Come si è visto, mentre le comunità più ridotte sono legate dalla conoscenza personale, l’identificazione dei componenti di una società formata da milioni di persone nella struttura statuale è possibile solo se mediata da simboli e valori comuni: questa esigenza, fondata su quegli adattamenti filogenetici che sono alla base della spontanea costituzione e differenziazione dei gruppi, può essere soddisfatta solo entro la cornice di un organismo statuale che riconosca uno spazio autonomo alle diverse componenti etniche. In modo particolare, l’edificazione di forme di governo federali sarebbe fortemente auspicabile in vista della risoluzione dei conflitti etnici che hanno luogo nel continente africano; in rapporto a questi eventi, la scelta operata dagli Stati occidentali di appoggiare una delle etnie coinvolte risulta per lo più arbitraria, dal momento che i reciproci antagonismi comportano intolleranze e persecuzioni da ciascuna parte. Ad esempio, nel caso della Namibia, il sostegno fornito da parte della Comunità Europea alla fine degli anni ottanta al leader del gruppo etnico Ovambo, Sam Nujoma, incaricato successivamente di guidare il nascente Stato namibiano ha rappresentato probabilmente una presa di posizione indebita e immotivata entro un contesto caratterizzato da un esasperato pluralismo (75).

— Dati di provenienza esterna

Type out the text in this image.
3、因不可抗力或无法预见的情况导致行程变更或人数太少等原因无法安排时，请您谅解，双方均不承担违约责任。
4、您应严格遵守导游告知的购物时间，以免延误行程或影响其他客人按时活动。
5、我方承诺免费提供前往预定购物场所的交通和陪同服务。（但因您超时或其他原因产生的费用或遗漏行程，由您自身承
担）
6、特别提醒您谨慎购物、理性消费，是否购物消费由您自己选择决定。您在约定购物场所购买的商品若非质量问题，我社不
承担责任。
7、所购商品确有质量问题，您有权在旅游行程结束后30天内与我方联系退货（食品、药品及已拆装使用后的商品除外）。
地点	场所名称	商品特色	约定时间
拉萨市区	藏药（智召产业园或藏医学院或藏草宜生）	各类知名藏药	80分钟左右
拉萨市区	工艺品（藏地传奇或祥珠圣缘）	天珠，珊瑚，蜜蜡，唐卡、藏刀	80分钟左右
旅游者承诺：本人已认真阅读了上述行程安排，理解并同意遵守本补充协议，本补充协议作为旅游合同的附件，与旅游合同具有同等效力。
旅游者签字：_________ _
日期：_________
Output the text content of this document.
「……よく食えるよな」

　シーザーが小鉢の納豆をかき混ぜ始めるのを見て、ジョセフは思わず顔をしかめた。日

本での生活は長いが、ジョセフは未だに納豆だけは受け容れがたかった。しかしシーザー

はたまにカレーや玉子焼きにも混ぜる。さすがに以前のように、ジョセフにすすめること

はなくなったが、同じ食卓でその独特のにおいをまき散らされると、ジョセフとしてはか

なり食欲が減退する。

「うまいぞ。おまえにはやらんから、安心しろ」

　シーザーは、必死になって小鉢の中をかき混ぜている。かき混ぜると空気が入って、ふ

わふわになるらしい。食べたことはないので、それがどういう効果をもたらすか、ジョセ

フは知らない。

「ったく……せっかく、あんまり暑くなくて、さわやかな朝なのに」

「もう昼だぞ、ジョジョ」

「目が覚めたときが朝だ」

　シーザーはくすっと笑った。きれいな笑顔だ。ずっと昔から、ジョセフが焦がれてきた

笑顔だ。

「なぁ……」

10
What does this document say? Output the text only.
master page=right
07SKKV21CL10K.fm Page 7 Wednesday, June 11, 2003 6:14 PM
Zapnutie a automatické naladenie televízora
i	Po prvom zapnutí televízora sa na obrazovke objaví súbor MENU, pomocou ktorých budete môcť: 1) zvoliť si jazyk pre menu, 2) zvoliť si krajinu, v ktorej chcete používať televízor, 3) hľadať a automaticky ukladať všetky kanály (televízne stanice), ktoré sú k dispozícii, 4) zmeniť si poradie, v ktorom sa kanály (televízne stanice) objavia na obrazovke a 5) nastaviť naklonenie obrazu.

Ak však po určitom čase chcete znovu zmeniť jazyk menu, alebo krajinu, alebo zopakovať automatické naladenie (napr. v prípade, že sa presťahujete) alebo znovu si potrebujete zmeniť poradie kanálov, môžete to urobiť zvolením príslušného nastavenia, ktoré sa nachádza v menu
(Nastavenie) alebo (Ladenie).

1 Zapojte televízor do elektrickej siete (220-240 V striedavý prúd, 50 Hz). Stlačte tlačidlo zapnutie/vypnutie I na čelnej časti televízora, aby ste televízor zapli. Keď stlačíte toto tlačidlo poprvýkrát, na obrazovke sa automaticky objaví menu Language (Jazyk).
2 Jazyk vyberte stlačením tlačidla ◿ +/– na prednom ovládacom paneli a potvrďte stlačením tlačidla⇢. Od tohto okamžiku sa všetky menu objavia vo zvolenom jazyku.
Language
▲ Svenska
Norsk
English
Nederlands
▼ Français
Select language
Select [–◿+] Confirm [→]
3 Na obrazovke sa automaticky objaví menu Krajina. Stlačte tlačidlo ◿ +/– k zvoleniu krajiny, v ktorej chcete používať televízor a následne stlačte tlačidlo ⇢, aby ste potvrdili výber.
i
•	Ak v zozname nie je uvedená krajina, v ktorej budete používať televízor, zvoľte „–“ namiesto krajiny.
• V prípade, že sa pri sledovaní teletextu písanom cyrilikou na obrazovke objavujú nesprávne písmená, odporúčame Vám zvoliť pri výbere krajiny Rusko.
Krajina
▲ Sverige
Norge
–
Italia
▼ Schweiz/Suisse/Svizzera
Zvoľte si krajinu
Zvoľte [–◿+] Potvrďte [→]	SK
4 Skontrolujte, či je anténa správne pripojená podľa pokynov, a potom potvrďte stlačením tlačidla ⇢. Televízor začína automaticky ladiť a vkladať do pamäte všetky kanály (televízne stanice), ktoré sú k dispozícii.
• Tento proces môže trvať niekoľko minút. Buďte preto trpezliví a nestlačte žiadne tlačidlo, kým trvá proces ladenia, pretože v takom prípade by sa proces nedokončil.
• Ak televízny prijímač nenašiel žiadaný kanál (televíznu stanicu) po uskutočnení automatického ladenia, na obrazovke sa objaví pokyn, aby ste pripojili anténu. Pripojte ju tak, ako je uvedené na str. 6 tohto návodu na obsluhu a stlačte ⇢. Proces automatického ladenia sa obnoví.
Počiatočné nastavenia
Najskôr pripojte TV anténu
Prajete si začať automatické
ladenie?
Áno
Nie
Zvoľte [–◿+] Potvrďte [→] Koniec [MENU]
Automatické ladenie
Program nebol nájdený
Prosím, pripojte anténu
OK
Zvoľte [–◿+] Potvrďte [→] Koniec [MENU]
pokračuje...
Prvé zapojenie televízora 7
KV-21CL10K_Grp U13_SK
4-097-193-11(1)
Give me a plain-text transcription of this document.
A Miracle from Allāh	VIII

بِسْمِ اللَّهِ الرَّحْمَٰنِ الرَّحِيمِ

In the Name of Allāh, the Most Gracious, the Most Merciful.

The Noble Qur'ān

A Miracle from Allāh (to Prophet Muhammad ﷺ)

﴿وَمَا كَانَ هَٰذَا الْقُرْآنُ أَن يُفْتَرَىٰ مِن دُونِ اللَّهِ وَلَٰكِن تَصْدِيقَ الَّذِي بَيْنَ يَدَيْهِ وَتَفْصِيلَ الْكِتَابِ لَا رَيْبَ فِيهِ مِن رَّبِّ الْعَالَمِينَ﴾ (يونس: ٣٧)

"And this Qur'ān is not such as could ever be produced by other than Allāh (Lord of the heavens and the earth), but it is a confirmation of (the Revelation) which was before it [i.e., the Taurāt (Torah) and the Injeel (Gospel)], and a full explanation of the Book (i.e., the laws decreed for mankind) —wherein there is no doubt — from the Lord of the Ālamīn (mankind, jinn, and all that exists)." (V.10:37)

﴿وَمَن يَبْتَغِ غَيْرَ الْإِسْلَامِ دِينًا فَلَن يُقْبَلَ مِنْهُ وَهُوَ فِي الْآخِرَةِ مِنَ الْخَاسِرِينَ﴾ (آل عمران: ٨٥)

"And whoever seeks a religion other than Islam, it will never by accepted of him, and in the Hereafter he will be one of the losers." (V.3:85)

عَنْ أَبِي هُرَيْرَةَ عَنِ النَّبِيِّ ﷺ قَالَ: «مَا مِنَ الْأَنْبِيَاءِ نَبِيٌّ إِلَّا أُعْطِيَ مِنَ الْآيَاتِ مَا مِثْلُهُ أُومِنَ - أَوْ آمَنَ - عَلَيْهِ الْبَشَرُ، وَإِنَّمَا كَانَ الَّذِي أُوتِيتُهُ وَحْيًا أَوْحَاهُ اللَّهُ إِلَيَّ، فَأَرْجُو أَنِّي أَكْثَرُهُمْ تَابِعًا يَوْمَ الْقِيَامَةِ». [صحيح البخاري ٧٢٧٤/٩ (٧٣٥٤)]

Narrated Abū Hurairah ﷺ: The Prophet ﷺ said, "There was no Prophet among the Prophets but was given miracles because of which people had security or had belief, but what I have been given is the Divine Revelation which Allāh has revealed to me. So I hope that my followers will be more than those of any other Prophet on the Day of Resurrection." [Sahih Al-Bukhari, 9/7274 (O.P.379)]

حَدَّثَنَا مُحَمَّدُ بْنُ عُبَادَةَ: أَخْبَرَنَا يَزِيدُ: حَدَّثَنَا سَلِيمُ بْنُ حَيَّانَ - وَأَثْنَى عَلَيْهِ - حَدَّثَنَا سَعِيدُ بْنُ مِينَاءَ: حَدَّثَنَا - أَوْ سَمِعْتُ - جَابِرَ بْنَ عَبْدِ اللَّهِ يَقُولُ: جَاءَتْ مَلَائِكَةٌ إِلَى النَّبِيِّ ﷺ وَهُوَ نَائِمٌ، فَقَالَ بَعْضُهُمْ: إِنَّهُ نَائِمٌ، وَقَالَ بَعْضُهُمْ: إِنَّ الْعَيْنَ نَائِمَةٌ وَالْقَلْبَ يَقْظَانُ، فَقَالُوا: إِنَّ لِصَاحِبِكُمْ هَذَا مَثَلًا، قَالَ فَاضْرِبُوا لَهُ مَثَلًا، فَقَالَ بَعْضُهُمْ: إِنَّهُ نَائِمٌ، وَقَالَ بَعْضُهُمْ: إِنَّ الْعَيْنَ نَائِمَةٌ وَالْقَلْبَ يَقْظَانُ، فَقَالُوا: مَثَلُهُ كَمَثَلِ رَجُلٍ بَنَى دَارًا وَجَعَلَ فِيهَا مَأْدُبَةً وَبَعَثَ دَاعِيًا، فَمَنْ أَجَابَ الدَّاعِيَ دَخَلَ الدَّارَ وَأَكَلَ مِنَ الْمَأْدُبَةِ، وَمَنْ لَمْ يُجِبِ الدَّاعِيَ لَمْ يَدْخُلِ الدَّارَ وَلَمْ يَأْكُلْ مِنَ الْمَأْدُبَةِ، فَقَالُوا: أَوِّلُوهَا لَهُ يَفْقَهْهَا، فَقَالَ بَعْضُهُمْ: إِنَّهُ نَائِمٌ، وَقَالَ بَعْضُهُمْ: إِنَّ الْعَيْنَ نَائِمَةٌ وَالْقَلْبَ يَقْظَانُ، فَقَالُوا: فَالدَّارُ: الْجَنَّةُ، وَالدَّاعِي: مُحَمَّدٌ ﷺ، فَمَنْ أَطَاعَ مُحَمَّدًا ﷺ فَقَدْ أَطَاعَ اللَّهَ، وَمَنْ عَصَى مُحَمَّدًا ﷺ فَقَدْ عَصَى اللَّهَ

Un ultimo dato è necessario porre in evidenza: Eibl-Eibesfeldt sottolinea come la disponibilità dei singoli ad una solidarietà di portata mondiale richieda la precondizione di un inserimento in comunità minori da parte di ciascun individuo. Entro la disposizione concentrica delle appartenenze una identificazione simbolica con la comunità più vasta, quella che ci comprende in quanto membri della stessa specie biologica, diviene possibile solo se è già attivo il radicamento in una sfera inferiore, in cui il legame operi ad un livello personale e diretto (76).